Congresso aprova PLP 124/2022 e introduz arbitragem tributária no Brasil

O Congresso Nacional aprovou o PLP 124/2022, estabelecendo a arbitragem especial tributária e aduaneira para solucionar conflitos entre contribuintes e o fisco.

O Congresso Nacional aprovou o Projeto de Lei Complementar (PLP) 124/2022, que abre caminho para soluções consensuais em litígios entre contribuintes e o fisco. A nova medida institui a arbitragem tributária como um mecanismo alternativo para resolver divergências fiscais e aduaneiras de forma mais célere e especializada.

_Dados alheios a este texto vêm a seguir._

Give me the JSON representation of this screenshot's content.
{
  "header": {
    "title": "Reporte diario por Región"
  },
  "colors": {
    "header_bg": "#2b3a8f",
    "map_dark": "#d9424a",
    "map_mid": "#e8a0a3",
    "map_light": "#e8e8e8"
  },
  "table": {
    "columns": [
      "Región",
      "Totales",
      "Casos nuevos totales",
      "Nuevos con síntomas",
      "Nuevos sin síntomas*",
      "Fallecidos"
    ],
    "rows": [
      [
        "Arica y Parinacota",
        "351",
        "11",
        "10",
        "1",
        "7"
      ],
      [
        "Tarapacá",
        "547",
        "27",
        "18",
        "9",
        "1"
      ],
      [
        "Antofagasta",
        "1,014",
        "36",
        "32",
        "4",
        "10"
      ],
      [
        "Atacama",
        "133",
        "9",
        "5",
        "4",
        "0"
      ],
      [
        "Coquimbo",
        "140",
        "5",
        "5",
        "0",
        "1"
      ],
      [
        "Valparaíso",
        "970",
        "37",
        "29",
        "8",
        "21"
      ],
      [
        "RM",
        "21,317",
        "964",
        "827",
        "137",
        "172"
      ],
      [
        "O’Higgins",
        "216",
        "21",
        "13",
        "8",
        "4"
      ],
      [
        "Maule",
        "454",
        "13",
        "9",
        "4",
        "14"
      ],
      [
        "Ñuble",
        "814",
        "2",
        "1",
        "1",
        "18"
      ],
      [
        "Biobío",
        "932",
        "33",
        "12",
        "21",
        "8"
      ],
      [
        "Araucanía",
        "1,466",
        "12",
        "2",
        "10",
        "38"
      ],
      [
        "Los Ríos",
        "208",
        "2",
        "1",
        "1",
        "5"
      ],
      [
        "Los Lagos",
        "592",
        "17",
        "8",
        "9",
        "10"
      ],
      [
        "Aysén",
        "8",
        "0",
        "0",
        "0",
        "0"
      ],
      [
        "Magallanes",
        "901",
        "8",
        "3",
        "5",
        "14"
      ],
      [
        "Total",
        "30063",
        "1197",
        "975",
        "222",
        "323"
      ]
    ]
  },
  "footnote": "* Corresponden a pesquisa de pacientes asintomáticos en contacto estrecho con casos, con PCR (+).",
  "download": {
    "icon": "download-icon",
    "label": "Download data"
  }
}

O impacto da arbitragem tributária no contencioso fiscal

A aprovação do PLP 124/2022 representa uma mudança significativa na forma como o Estado e os contribuintes solucionam divergências financeiras. Tradicionalmente restritos ao contencioso administrativo e judicial, os litígios fiscais passam a contar com uma via privada e especializada, reduzindo a sobrecarga do Poder Judiciário.

  • Descongestionamento das Varas de Execução Fiscal e tribunais administrativos.
  • Redução do tempo médio para a resolução de disputas complexas.
  • Maior previsibilidade jurídica para grandes investimentos e operações aduaneiras.

Como funcionará a arbitragem especial tributária e aduaneira

A arbitragem tributária proposta pelo PLP estabelece regras claras para a submissão de controvérsias envolvendo créditos tributários, multas e questões aduaneiras. O processo será conduzido por árbitros especializados, garantindo decisões técnicas e fundamentadas na legislação brasileira.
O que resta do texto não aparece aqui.